What these numbers do represent, however, is an invitation to engage in a more active thoughtfulness about the public narratives we are crafting around the mental health of those who engage in America’s military activities. Currently, there is a strong national impulse towards pathologizing combat experience, or even, in more extreme versions, all military service: viewing war as a disease which produces constellations of violent symptoms, rendering soldiers as victims, who must be treated only as patients.

Outgoing Secretary of the Army Eric Fanning seemed to nod in this direction recently, when at an event held at Brookings Institution to unveil the 2016 Lifestyle Survey he commented:

…[W]e need to completely change the paradigm of behavioral health — it’s not we’re going to make it easier to access it if you want it, it’s we’re asking you to do things over and over again that is against how your body is biologically wired from generations and generations and generations of evolution.

We should expect — you should expect — that you are going to need it, so you are going to have it, and you are going to go through it when you come back….

We are at the point where we pretty much accept that anybody who serves and goes into combat, everybody, 100 %, is going to come back with PTS. And some people find their way out of it on their own some people don’t and we shouldn’t wait until symptoms manifest themselves; we should be preemptive on it.

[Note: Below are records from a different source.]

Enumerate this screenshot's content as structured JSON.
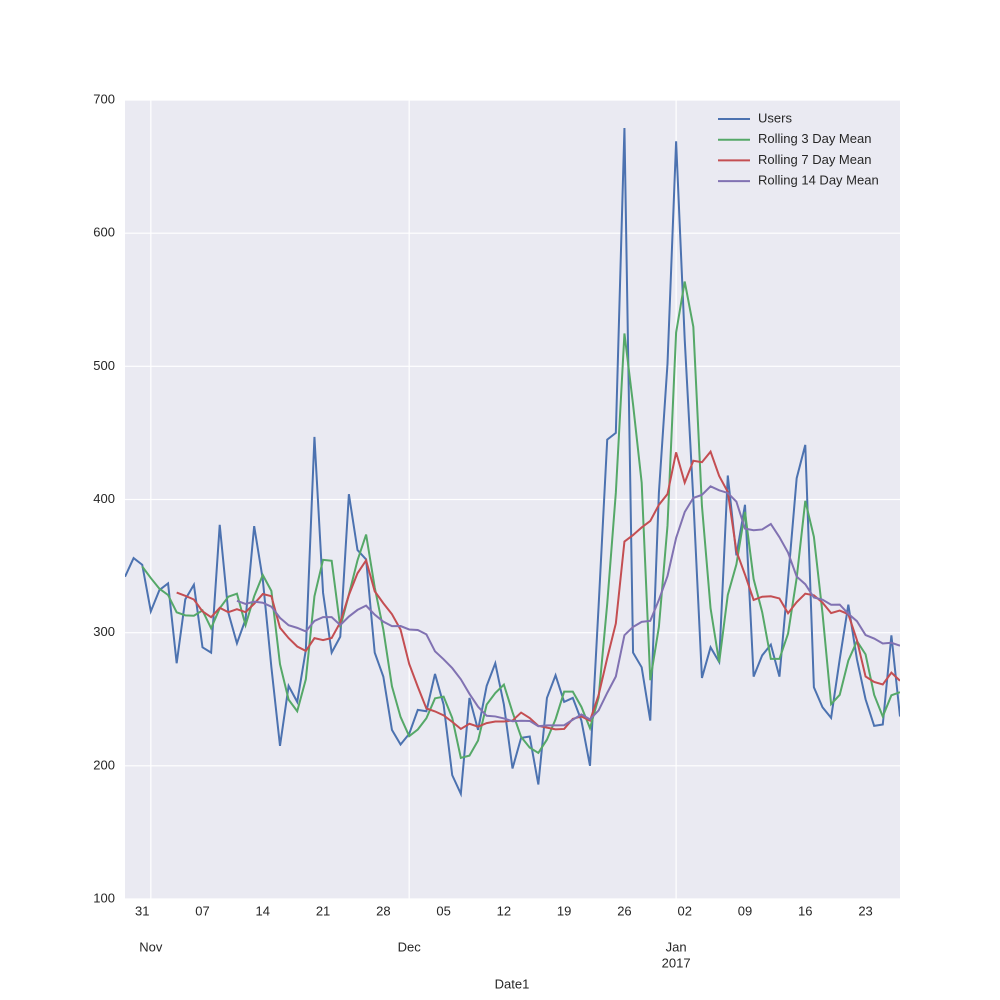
{
  "chart_data": {
    "type": "line",
    "xlabel": "Date1",
    "x": [
      "2016-10-29",
      "2016-10-30",
      "2016-10-31",
      "2016-11-01",
      "2016-11-02",
      "2016-11-03",
      "2016-11-04",
      "2016-11-05",
      "2016-11-06",
      "2016-11-07",
      "2016-11-08",
      "2016-11-09",
      "2016-11-10",
      "2016-11-11",
      "2016-11-12",
      "2016-11-13",
      "2016-11-14",
      "2016-11-15",
      "2016-11-16",
      "2016-11-17",
      "2016-11-18",
      "2016-11-19",
      "2016-11-20",
      "2016-11-21",
      "2016-11-22",
      "2016-11-23",
      "2016-11-24",
      "2016-11-25",
      "2016-11-26",
      "2016-11-27",
      "2016-11-28",
      "2016-11-29",
      "2016-11-30",
      "2016-12-01",
      "2016-12-02",
      "2016-12-03",
      "2016-12-04",
      "2016-12-05",
      "2016-12-06",
      "2016-12-07",
      "2016-12-08",
      "2016-12-09",
      "2016-12-10",
      "2016-12-11",
      "2016-12-12",
      "2016-12-13",
      "2016-12-14",
      "2016-12-15",
      "2016-12-16",
      "2016-12-17",
      "2016-12-18",
      "2016-12-19",
      "2016-12-20",
      "2016-12-21",
      "2016-12-22",
      "2016-12-23",
      "2016-12-24",
      "2016-12-25",
      "2016-12-26",
      "2016-12-27",
      "2016-12-28",
      "2016-12-29",
      "2016-12-30",
      "2016-12-31",
      "2017-01-01",
      "2017-01-02",
      "2017-01-03",
      "2017-01-04",
      "2017-01-05",
      "2017-01-06",
      "2017-01-07",
      "2017-01-08",
      "2017-01-09",
      "2017-01-10",
      "2017-01-11",
      "2017-01-12",
      "2017-01-13",
      "2017-01-14",
      "2017-01-15",
      "2017-01-16",
      "2017-01-17",
      "2017-01-18",
      "2017-01-19",
      "2017-01-20",
      "2017-01-21",
      "2017-01-22",
      "2017-01-23",
      "2017-01-24",
      "2017-01-25",
      "2017-01-26",
      "2017-01-27"
    ],
    "series": [
      {
        "name": "Users",
        "color": "#4c72b0",
        "values": [
          342,
          356,
          351,
          316,
          332,
          337,
          277,
          325,
          336,
          289,
          285,
          381,
          315,
          292,
          310,
          380,
          340,
          274,
          215,
          260,
          248,
          287,
          447,
          330,
          285,
          297,
          404,
          362,
          355,
          285,
          267,
          227,
          216,
          224,
          242,
          241,
          269,
          246,
          193,
          179,
          251,
          227,
          260,
          277,
          246,
          198,
          221,
          222,
          186,
          251,
          268,
          248,
          251,
          234,
          200,
          320,
          445,
          450,
          679,
          285,
          274,
          234,
          405,
          502,
          669,
          520,
          400,
          266,
          289,
          278,
          418,
          358,
          396,
          267,
          283,
          291,
          267,
          340,
          416,
          441,
          259,
          244,
          236,
          280,
          321,
          280,
          250,
          230,
          231,
          298,
          237
        ]
      },
      {
        "name": "Rolling 3 Day Mean",
        "color": "#55a868",
        "values": [
          null,
          null,
          349.7,
          341,
          333,
          328.3,
          315.3,
          313,
          312.7,
          316.7,
          303.3,
          318.3,
          327,
          329.3,
          305.7,
          327.3,
          343.3,
          331.3,
          276.3,
          249.7,
          241,
          265,
          327.3,
          354.7,
          354,
          304,
          328.7,
          354.3,
          373.7,
          334,
          302.3,
          259.7,
          236.7,
          222.3,
          227.3,
          235.7,
          250.7,
          252,
          236,
          206,
          207.7,
          219,
          246,
          254.7,
          261,
          240.3,
          221.7,
          213.7,
          209.7,
          219.7,
          235,
          255.7,
          255.7,
          244.3,
          228.3,
          251.3,
          321.7,
          405,
          524.7,
          471.3,
          412.7,
          264.3,
          304.3,
          380.3,
          525.3,
          563.7,
          529.7,
          395.3,
          318.3,
          277.7,
          328.3,
          351.3,
          390.7,
          340.3,
          315.3,
          280.3,
          280.3,
          299.3,
          341,
          399,
          372,
          314.7,
          246.3,
          253.3,
          279,
          293.7,
          283.7,
          253.3,
          237,
          253,
          255.3
        ]
      },
      {
        "name": "Rolling 7 Day Mean",
        "color": "#c44e52",
        "values": [
          null,
          null,
          null,
          null,
          null,
          null,
          330.1,
          327.7,
          324.9,
          316,
          311.6,
          318.6,
          315.4,
          317.6,
          315.4,
          321.7,
          329,
          327.4,
          303.7,
          295.9,
          289.6,
          286.3,
          295.9,
          294.4,
          296,
          307.7,
          328.3,
          344.6,
          354.3,
          331.1,
          322.1,
          313.9,
          302.3,
          276.6,
          259.4,
          243.1,
          240.9,
          237.9,
          233,
          227.7,
          231.6,
          229.4,
          232.1,
          233.3,
          233.3,
          234,
          240,
          235.9,
          230,
          228.7,
          227.4,
          227.7,
          235.3,
          237.1,
          234,
          253.1,
          280.9,
          306.9,
          368.4,
          373.3,
          379,
          383.9,
          396,
          404.1,
          435.4,
          412.7,
          429.1,
          428,
          435.9,
          417.7,
          405.7,
          361.3,
          343.6,
          324.6,
          327,
          327.3,
          325.7,
          314.6,
          322.9,
          329.3,
          328.1,
          322.6,
          314.7,
          316.6,
          313.9,
          294.4,
          267.1,
          263,
          261.1,
          270,
          263.9
        ]
      },
      {
        "name": "Rolling 14 Day Mean",
        "color": "#8172b2",
        "values": [
          null,
          null,
          null,
          null,
          null,
          null,
          null,
          null,
          null,
          null,
          null,
          null,
          null,
          323.9,
          321.6,
          323.3,
          322.5,
          319.5,
          311.1,
          305.6,
          303.6,
          300.9,
          308.8,
          311.7,
          311.7,
          305.7,
          312.1,
          317.1,
          320.3,
          313.5,
          308.3,
          304.9,
          305,
          302.4,
          302,
          298.7,
          286,
          280,
          273.4,
          265,
          254.1,
          244.4,
          237.6,
          237.1,
          235.6,
          233.5,
          233.9,
          233.7,
          229.7,
          230.4,
          230.4,
          230.5,
          234.6,
          238.6,
          234.9,
          241.6,
          254.8,
          267.1,
          298.1,
          304.3,
          308.1,
          308.9,
          324.6,
          342.5,
          371.1,
          390.6,
          401.2,
          403.5,
          409.9,
          406.9,
          404.9,
          398.4,
          378.1,
          376.9,
          377.5,
          381.6,
          371.7,
          360.1,
          342.1,
          336.4,
          326.4,
          324.8,
          321,
          321.1,
          314.2,
          308.6,
          298.2,
          295.6,
          291.9,
          292.4,
          290.2
        ]
      }
    ],
    "xlim": [
      "2016-10-29",
      "2017-01-27"
    ],
    "xticks": [
      {
        "value": "2016-10-31",
        "label": "31"
      },
      {
        "value": "2016-11-07",
        "label": "07"
      },
      {
        "value": "2016-11-14",
        "label": "14"
      },
      {
        "value": "2016-11-21",
        "label": "21"
      },
      {
        "value": "2016-11-28",
        "label": "28"
      },
      {
        "value": "2016-12-05",
        "label": "05"
      },
      {
        "value": "2016-12-12",
        "label": "12"
      },
      {
        "value": "2016-12-19",
        "label": "19"
      },
      {
        "value": "2016-12-26",
        "label": "26"
      },
      {
        "value": "2017-01-02",
        "label": "02"
      },
      {
        "value": "2017-01-09",
        "label": "09"
      },
      {
        "value": "2017-01-16",
        "label": "16"
      },
      {
        "value": "2017-01-23",
        "label": "23"
      }
    ],
    "xticks_major": [
      {
        "value": "2016-11-01",
        "label": "Nov"
      },
      {
        "value": "2016-12-01",
        "label": "Dec"
      },
      {
        "value": "2017-01-01",
        "label": "Jan",
        "sublabel": "2017"
      }
    ],
    "ylim": [
      100,
      700
    ],
    "yticks": [
      100,
      200,
      300,
      400,
      500,
      600,
      700
    ],
    "grid": true,
    "legend": "upper right"
  }
}
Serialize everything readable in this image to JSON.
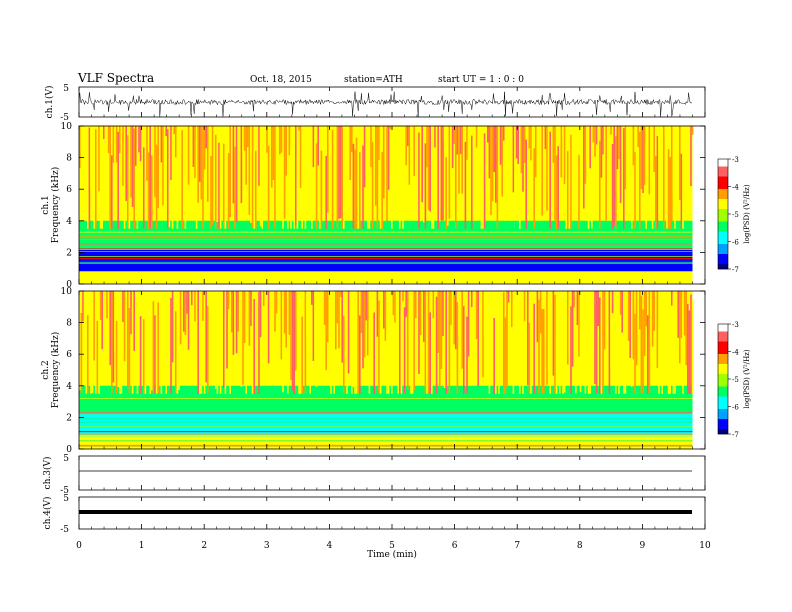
{
  "header": {
    "title": "VLF  Spectra",
    "date": "Oct. 18, 2015",
    "station": "station=ATH",
    "start": "start  UT  =   1  : 0  : 0"
  },
  "colors": {
    "spectrogram_scale": [
      "#000080",
      "#0000ff",
      "#00a0ff",
      "#00ffff",
      "#00ff60",
      "#a0ff00",
      "#ffff00",
      "#ffa000",
      "#ff0000",
      "#ff6060",
      "#ffffff"
    ],
    "waveform": "#000000"
  },
  "chart_data": [
    {
      "type": "line",
      "panel": "ch1-waveform",
      "ylabel": "ch.1(V)",
      "yticks": [
        "5",
        "-5"
      ],
      "ylim": [
        -5,
        5
      ],
      "x": [
        0,
        1,
        2,
        3,
        4,
        5,
        6,
        7,
        8,
        9,
        9.8
      ],
      "series": [
        {
          "values": [
            0,
            0,
            0,
            0,
            0,
            0,
            0,
            0,
            0,
            0,
            0
          ]
        }
      ],
      "description_hint": "noisy waveform with amplitude about +/-1 V and frequent spikes down to -5 V"
    },
    {
      "type": "heatmap",
      "panel": "ch1-spectrogram",
      "ylabel": "ch.1",
      "ylabel2": "Frequency  (kHz)",
      "yticks": [
        "10",
        "8",
        "6",
        "4",
        "2",
        "0"
      ],
      "ylim": [
        0,
        10
      ],
      "xlim": [
        0,
        9.8
      ],
      "colorbar": {
        "label": "log(PSD) (V²/Hz)",
        "ticks": [
          "-3",
          "-4",
          "-5",
          "-6",
          "-7"
        ],
        "range": [
          -7,
          -3
        ]
      },
      "bands": [
        {
          "freq_khz": [
            4,
            10
          ],
          "logpsd": -4.6
        },
        {
          "freq_khz": [
            2.2,
            4
          ],
          "logpsd": -5.6
        },
        {
          "freq_khz": [
            0.8,
            2.2
          ],
          "logpsd": -6.5
        },
        {
          "freq_khz": [
            0,
            0.8
          ],
          "logpsd": -4.5
        }
      ]
    },
    {
      "type": "heatmap",
      "panel": "ch2-spectrogram",
      "ylabel": "ch.2",
      "ylabel2": "Frequency  (kHz)",
      "yticks": [
        "10",
        "8",
        "6",
        "4",
        "2",
        "0"
      ],
      "ylim": [
        0,
        10
      ],
      "xlim": [
        0,
        9.8
      ],
      "colorbar": {
        "label": "log(PSD) (V²/Hz)",
        "ticks": [
          "-3",
          "-4",
          "-5",
          "-6",
          "-7"
        ],
        "range": [
          -7,
          -3
        ]
      },
      "bands": [
        {
          "freq_khz": [
            4,
            10
          ],
          "logpsd": -4.5
        },
        {
          "freq_khz": [
            2.2,
            4
          ],
          "logpsd": -5.4
        },
        {
          "freq_khz": [
            0.8,
            2.2
          ],
          "logpsd": -6.0
        },
        {
          "freq_khz": [
            0,
            0.8
          ],
          "logpsd": -4.8
        }
      ]
    },
    {
      "type": "line",
      "panel": "ch3-waveform",
      "ylabel": "ch.3(V)",
      "yticks": [
        "5",
        "-5"
      ],
      "ylim": [
        -5,
        5
      ],
      "x": [
        0,
        9.8
      ],
      "series": [
        {
          "values": [
            0,
            0
          ]
        }
      ]
    },
    {
      "type": "line",
      "panel": "ch4-waveform",
      "ylabel": "ch.4(V)",
      "yticks": [
        "5",
        "-5"
      ],
      "ylim": [
        -5,
        5
      ],
      "x": [
        0,
        9.8
      ],
      "series": [
        {
          "values": [
            0,
            0
          ]
        }
      ]
    }
  ],
  "x_axis": {
    "label": "Time  (min)",
    "ticks": [
      "0",
      "1",
      "2",
      "3",
      "4",
      "5",
      "6",
      "7",
      "8",
      "9",
      "10"
    ],
    "range": [
      0,
      10
    ]
  }
}
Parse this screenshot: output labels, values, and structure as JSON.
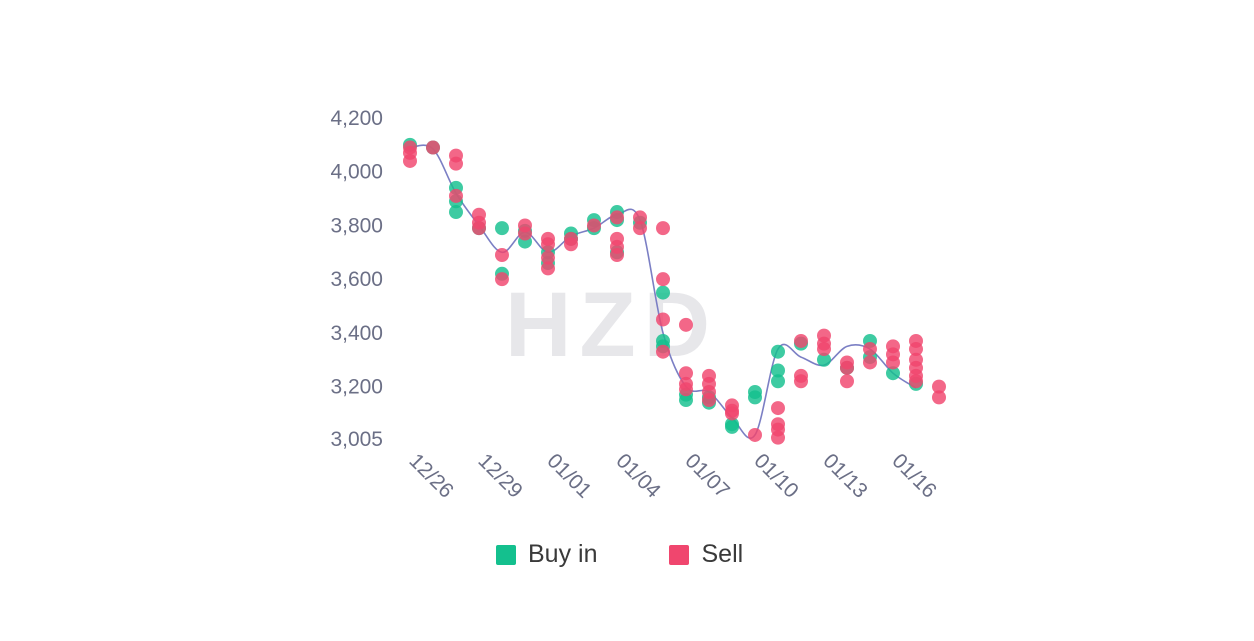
{
  "watermark": "HZD",
  "chart_data": {
    "type": "scatter",
    "title": "",
    "xlabel": "",
    "ylabel": "",
    "ylim": [
      3005,
      4200
    ],
    "yticks": [
      "4,200",
      "4,000",
      "3,800",
      "3,600",
      "3,400",
      "3,200",
      "3,005"
    ],
    "ytick_values": [
      4200,
      4000,
      3800,
      3600,
      3400,
      3200,
      3005
    ],
    "xticks": [
      "12/26",
      "12/29",
      "01/01",
      "01/04",
      "01/07",
      "01/10",
      "01/13",
      "01/16"
    ],
    "xtick_index": [
      0,
      3,
      6,
      9,
      12,
      15,
      18,
      21
    ],
    "grid": false,
    "legend_placement": "bottom",
    "colors": {
      "buy": "#14c08e",
      "sell": "#f0466e",
      "line": "#7b7fc4"
    },
    "trend_line": {
      "name": "",
      "points": [
        [
          0,
          4090
        ],
        [
          1,
          4085
        ],
        [
          2,
          3920
        ],
        [
          3,
          3800
        ],
        [
          4,
          3700
        ],
        [
          5,
          3775
        ],
        [
          6,
          3700
        ],
        [
          7,
          3760
        ],
        [
          8,
          3790
        ],
        [
          9,
          3840
        ],
        [
          10,
          3820
        ],
        [
          11,
          3400
        ],
        [
          12,
          3200
        ],
        [
          13,
          3180
        ],
        [
          14,
          3085
        ],
        [
          15,
          3020
        ],
        [
          16,
          3340
        ],
        [
          17,
          3310
        ],
        [
          18,
          3280
        ],
        [
          19,
          3350
        ],
        [
          20,
          3340
        ],
        [
          21,
          3250
        ],
        [
          22,
          3195
        ]
      ]
    },
    "series": [
      {
        "name": "Buy in",
        "points": [
          [
            0,
            4100
          ],
          [
            1,
            4090
          ],
          [
            2,
            3940
          ],
          [
            2,
            3890
          ],
          [
            2,
            3850
          ],
          [
            3,
            3790
          ],
          [
            4,
            3790
          ],
          [
            4,
            3620
          ],
          [
            5,
            3780
          ],
          [
            5,
            3740
          ],
          [
            6,
            3700
          ],
          [
            6,
            3660
          ],
          [
            7,
            3770
          ],
          [
            7,
            3750
          ],
          [
            8,
            3820
          ],
          [
            8,
            3790
          ],
          [
            9,
            3850
          ],
          [
            9,
            3820
          ],
          [
            9,
            3700
          ],
          [
            10,
            3810
          ],
          [
            11,
            3550
          ],
          [
            11,
            3370
          ],
          [
            11,
            3350
          ],
          [
            12,
            3170
          ],
          [
            12,
            3150
          ],
          [
            13,
            3160
          ],
          [
            13,
            3140
          ],
          [
            14,
            3060
          ],
          [
            14,
            3050
          ],
          [
            15,
            3180
          ],
          [
            15,
            3160
          ],
          [
            16,
            3330
          ],
          [
            16,
            3260
          ],
          [
            16,
            3220
          ],
          [
            17,
            3360
          ],
          [
            18,
            3300
          ],
          [
            19,
            3270
          ],
          [
            20,
            3370
          ],
          [
            20,
            3310
          ],
          [
            21,
            3250
          ],
          [
            22,
            3210
          ]
        ]
      },
      {
        "name": "Sell",
        "points": [
          [
            0,
            4090
          ],
          [
            0,
            4070
          ],
          [
            0,
            4040
          ],
          [
            1,
            4090
          ],
          [
            2,
            4060
          ],
          [
            2,
            4030
          ],
          [
            2,
            3910
          ],
          [
            3,
            3840
          ],
          [
            3,
            3810
          ],
          [
            3,
            3790
          ],
          [
            4,
            3690
          ],
          [
            4,
            3600
          ],
          [
            5,
            3800
          ],
          [
            5,
            3770
          ],
          [
            6,
            3750
          ],
          [
            6,
            3730
          ],
          [
            6,
            3680
          ],
          [
            6,
            3640
          ],
          [
            7,
            3750
          ],
          [
            7,
            3730
          ],
          [
            8,
            3800
          ],
          [
            9,
            3830
          ],
          [
            9,
            3750
          ],
          [
            9,
            3720
          ],
          [
            9,
            3690
          ],
          [
            10,
            3830
          ],
          [
            10,
            3790
          ],
          [
            11,
            3790
          ],
          [
            11,
            3600
          ],
          [
            11,
            3450
          ],
          [
            11,
            3330
          ],
          [
            12,
            3430
          ],
          [
            12,
            3250
          ],
          [
            12,
            3210
          ],
          [
            12,
            3190
          ],
          [
            13,
            3240
          ],
          [
            13,
            3210
          ],
          [
            13,
            3180
          ],
          [
            13,
            3150
          ],
          [
            14,
            3130
          ],
          [
            14,
            3110
          ],
          [
            14,
            3100
          ],
          [
            15,
            3020
          ],
          [
            16,
            3120
          ],
          [
            16,
            3060
          ],
          [
            16,
            3040
          ],
          [
            16,
            3010
          ],
          [
            17,
            3370
          ],
          [
            17,
            3240
          ],
          [
            17,
            3220
          ],
          [
            18,
            3390
          ],
          [
            18,
            3360
          ],
          [
            18,
            3340
          ],
          [
            19,
            3290
          ],
          [
            19,
            3270
          ],
          [
            19,
            3220
          ],
          [
            20,
            3340
          ],
          [
            20,
            3290
          ],
          [
            21,
            3350
          ],
          [
            21,
            3320
          ],
          [
            21,
            3290
          ],
          [
            22,
            3370
          ],
          [
            22,
            3340
          ],
          [
            22,
            3300
          ],
          [
            22,
            3270
          ],
          [
            22,
            3240
          ],
          [
            22,
            3220
          ],
          [
            23,
            3200
          ],
          [
            23,
            3160
          ]
        ]
      }
    ]
  },
  "legend": {
    "buy_label": "Buy in",
    "sell_label": "Sell"
  }
}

To be fair to Secretary Fanning, it’s impossible to know from his comments what exactly he means by PTS — whether he is using it as a generic term to cover sleeplessness, restlessness, and anxiety, or whether he is using it as the current PC term for what PTSD often stands for in the general consciousness. But the good intentions that are clearly in evidence in his comments can certainly also be seen as working at cross-purposes to the efforts of veterans themselves not to be painted as broken human beings or helpless victims, rendered so by their military service.

The narrative issue of veterans and mental health/PTSD is further deserving of thoughtfulness at this moment, as the 115th Congress gears up to contend with some potentially substantial VA reform legislation. Just as the narrative of the broken, traumatized veteran harkens back to Vietnam-era narratives, so can a substantial post-Vietnam era study from 1980 about Vietnam veterans highlight a danger that a legislation-driven narrative can pose to veterans.

In the Harris and Associates “Myths and Realities: A Study of Attitudes toward Vietnam Era Veterans” survey, researchers found that a compounded consequence of drumming up support for veterans’ legislation that emphasized the social struggles of veterans was a reinforcement of public misperceptions about veterans — the same misperceptions emphasized most heavily by the (Vietnam) anti-war protestors.
A recycled, inflated narrative about broken veterans will benefit neither veterans and the larger military community, nor the civilian population they must eventually reintegrate into.
Accordingly, the public was more worried about the perceived mental and emotional health problems of veterans, in addition to their perceived heightened drug and alcohol abuse. Meanwhile, the Vietnam era veterans themselves were most concerned about employment and employment-related problems.

The Harris study acknowledged the legislative success of emphasizing this narrative, but also acknowledged the long-term cost to veterans themselves. As we focus on legislative solutions for Veterans Affairs reform, we need to be clear-eyed about the reality of veterans’ needs as much as about the narratives we intentionally or unintentionally are crafting. A recycled, inflated narrative about broken veterans will benefit neither veterans and the larger military community, nor the civilian population they must eventually reintegrate into.